By the way, READDIRPLUS does not return many files in one round trip, certainly nowhere near as many as it needs to in this case.  But I don't think that's the cause of this problem.  

To confirm the analysis, could someone get a tcpdump file from the SMB server with

# tcpdump -i any -w /tmp/a.tcpdump -s 9000 -c 100000
# gzip /tmp/a.tcpdump

And post it in this bz as an attachment or in Red Hat's FTP dropbox site?

Did any of the above tests turn off ACLs?

Comment 9 Ben England 2014-12-01 14:59:18 UTC

Another way to confirm it is to use profiling commands in Gluster while you are running a browser test:

 gluster volume profile your-volume start
 gluster volume profile your-volume info > /tmp/junk.tmp
 for pass in `seq 1 20` ; do \
   sleep 5 ; \
   gluster volume profile your-volume info ; \
 done > gvp.log

And attach gvp.log to this bz.   I have a python script that can reduce gvp.log to a spreadsheet which can show rates for Gluster RPC call types over time, we can then see more about how efficiently Gluster handled this workload and where the bottlenecks might be.

Comment 10 Niels de Vos 2015-05-17 21:58:51 UTC

GlusterFS 3.7.0 has been released (http://www.gluster.org/pipermail/gluster-users/2015-May/021901.html), and the Gluster project maintains N-2 supported releases. The last two releases before 3.7 are still maintained, at the moment these are 3.6 and 3.5.

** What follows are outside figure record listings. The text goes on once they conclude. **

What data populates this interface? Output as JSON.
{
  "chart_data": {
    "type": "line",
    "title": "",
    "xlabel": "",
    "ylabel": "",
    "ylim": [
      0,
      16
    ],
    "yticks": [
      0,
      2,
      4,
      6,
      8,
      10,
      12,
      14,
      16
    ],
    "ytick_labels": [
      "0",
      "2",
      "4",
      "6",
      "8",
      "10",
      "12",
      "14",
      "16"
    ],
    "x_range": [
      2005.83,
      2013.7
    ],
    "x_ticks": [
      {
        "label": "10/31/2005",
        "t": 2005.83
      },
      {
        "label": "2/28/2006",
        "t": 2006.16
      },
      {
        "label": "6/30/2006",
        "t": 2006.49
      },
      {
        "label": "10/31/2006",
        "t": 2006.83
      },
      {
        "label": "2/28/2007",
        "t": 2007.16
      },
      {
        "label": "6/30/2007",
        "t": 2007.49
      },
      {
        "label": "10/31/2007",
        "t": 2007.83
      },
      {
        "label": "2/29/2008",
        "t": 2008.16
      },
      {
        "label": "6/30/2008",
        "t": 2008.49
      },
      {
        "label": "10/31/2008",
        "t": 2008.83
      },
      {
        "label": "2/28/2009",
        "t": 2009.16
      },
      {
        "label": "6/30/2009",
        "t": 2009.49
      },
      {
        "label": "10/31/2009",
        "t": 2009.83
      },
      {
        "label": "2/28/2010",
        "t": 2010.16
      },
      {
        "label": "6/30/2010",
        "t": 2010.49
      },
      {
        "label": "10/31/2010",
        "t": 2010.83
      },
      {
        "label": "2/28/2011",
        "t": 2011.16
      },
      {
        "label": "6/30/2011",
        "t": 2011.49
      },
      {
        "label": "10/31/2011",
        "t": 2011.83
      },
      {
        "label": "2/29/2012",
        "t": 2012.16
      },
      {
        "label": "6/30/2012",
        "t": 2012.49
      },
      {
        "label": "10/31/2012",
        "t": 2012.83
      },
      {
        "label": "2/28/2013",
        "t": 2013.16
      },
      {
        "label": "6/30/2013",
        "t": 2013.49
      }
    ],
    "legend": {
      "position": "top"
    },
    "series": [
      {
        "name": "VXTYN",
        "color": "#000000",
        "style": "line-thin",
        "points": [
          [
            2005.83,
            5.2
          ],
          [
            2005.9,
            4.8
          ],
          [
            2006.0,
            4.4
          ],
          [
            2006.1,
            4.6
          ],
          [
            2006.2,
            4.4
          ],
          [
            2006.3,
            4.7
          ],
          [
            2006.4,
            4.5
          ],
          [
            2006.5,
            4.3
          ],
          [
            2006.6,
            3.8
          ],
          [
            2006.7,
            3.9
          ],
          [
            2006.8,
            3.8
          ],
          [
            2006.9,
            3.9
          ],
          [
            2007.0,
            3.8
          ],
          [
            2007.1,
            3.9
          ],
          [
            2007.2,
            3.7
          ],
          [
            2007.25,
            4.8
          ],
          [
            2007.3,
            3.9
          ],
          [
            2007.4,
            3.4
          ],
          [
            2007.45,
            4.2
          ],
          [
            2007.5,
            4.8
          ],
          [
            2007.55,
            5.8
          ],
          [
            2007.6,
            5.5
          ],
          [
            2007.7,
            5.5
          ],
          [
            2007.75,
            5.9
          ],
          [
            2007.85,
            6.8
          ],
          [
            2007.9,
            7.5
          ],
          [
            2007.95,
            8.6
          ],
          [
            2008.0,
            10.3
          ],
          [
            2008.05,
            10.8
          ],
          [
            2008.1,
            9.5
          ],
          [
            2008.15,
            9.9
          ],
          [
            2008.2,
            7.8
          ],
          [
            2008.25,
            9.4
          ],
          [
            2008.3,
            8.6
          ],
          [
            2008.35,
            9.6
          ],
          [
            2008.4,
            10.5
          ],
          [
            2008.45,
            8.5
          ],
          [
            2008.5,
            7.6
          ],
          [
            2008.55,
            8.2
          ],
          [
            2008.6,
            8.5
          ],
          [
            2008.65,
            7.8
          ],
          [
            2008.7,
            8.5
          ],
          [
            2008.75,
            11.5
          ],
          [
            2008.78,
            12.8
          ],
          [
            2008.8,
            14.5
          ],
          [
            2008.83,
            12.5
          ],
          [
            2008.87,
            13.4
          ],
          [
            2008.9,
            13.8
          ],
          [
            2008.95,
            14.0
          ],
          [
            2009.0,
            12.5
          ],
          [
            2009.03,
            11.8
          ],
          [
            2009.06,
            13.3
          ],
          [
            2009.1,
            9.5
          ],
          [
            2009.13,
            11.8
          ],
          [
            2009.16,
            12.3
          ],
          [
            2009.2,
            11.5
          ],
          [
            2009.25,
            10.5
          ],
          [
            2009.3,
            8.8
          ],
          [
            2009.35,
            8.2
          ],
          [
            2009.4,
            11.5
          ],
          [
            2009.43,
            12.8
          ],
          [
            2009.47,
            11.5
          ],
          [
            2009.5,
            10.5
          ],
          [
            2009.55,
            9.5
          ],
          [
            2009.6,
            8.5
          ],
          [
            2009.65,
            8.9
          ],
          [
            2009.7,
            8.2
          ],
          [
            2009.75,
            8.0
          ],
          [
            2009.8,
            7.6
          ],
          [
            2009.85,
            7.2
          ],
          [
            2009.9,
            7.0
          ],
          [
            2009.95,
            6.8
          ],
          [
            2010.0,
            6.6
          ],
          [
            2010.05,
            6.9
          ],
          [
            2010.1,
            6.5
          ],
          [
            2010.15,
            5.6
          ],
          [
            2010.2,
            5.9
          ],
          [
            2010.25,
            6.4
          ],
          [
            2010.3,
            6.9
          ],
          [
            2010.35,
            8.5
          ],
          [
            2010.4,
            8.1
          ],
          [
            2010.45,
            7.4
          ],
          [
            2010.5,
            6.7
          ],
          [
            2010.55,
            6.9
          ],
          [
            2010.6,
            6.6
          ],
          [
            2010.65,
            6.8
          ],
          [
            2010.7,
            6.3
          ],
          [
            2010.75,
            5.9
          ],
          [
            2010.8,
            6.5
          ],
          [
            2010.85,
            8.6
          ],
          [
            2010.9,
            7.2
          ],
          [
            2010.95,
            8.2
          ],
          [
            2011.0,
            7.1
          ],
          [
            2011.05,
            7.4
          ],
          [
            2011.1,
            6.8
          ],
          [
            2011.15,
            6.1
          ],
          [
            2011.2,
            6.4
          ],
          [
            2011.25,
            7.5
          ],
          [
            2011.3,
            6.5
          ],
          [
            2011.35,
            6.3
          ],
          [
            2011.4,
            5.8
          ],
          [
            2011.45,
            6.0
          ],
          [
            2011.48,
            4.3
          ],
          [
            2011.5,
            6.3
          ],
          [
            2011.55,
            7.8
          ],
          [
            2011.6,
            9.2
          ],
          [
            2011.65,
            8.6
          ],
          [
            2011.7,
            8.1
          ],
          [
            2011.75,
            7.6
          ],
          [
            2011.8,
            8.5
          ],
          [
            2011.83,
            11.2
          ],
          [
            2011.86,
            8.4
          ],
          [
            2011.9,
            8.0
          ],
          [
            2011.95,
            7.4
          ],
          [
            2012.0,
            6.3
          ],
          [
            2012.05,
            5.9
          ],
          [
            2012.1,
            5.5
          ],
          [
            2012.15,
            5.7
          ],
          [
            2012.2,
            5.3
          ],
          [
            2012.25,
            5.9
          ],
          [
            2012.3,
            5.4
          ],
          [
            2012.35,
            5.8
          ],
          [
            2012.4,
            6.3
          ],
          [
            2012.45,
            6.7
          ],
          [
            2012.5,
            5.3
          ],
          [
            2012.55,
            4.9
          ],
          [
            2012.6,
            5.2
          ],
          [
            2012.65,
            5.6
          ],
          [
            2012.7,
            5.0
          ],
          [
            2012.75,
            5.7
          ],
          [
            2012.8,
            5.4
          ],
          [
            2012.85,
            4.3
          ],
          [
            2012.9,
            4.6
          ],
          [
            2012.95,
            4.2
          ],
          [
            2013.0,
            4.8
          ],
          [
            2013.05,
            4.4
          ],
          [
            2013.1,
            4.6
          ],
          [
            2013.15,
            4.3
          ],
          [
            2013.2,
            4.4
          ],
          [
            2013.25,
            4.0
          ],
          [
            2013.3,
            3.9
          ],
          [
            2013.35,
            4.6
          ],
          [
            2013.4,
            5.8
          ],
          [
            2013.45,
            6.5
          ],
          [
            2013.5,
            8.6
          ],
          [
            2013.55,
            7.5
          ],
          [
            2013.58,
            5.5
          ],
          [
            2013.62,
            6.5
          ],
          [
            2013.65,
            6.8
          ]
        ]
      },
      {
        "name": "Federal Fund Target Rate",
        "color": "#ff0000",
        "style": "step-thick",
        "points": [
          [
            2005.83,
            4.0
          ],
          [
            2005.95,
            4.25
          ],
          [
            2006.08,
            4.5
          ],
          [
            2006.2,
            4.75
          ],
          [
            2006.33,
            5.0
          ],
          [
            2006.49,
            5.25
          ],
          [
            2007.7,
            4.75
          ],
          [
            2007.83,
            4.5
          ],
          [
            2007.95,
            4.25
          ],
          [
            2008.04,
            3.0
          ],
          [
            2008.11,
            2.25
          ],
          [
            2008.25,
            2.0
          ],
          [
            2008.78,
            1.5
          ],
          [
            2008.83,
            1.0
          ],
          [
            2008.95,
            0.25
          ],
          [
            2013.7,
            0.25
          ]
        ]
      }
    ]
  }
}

This bug has been filed against the 3,4 release, and will not get fixed in a 3.4 version any more. Please verify if newer versions are affected with the reported problem. If that is the case, update the bug with a note, and update the version if you can. In case updating the version is not possible, leave a comment in this bug report with the version you tested, and set the "Need additional information the selected bugs from" below the comment box to "bugs".

If there is no response by the end of the month, this bug will get automatically closed.

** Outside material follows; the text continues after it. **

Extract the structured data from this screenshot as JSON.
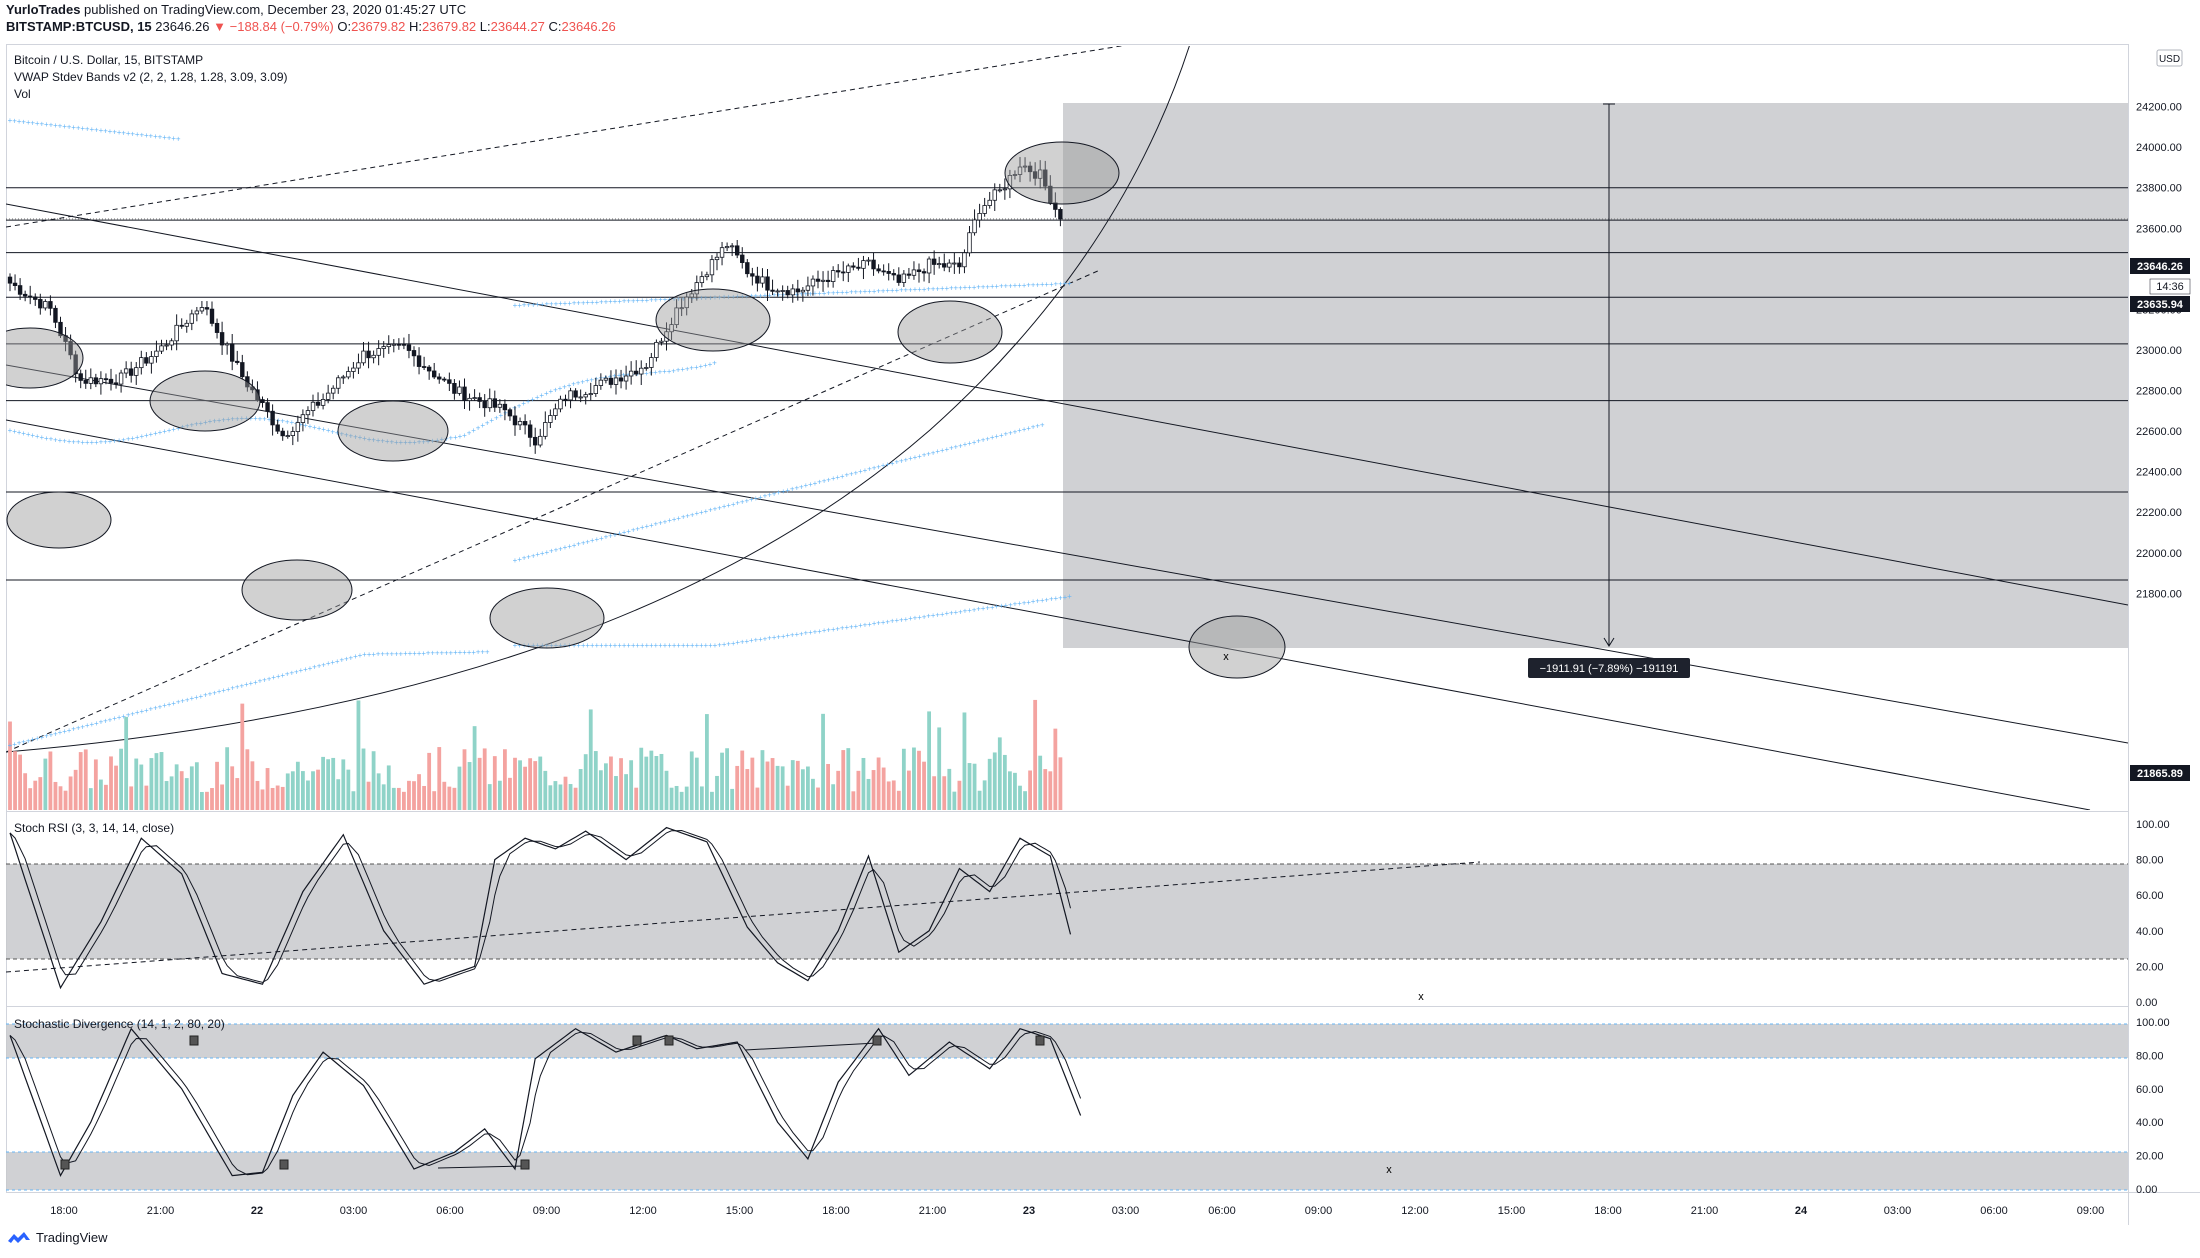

Comment 11 Ben England 2015-05-18 16:07:54 UTC

AFAIK this problem has not been fixed, but a fix is feasible if the SMB plugin requests the xattrs it needs in READDIRPLUS FOP.  Apparently the READDIRPLUS FOP does support fetching additional xattrs.

http://www.gluster.org/community/documentation/index.php/Features/composite-operations#READDIRPLUS_used_to_prefetch_xattrs

Comment 12 Kaleb KEITHLEY 2015-10-07 13:49:43 UTC

GlusterFS 3.4.x has reached end-of-life.

If this bug still exists in a later release please reopen this and change the version or open a new bug.

Comment 13 Kaleb KEITHLEY 2015-10-07 13:50:53 UTC

GlusterFS 3.4.x has reached end-of-life.\                                                   \                                                                               If this bug still exists in a later release please reopen this and change the version or open a new bug.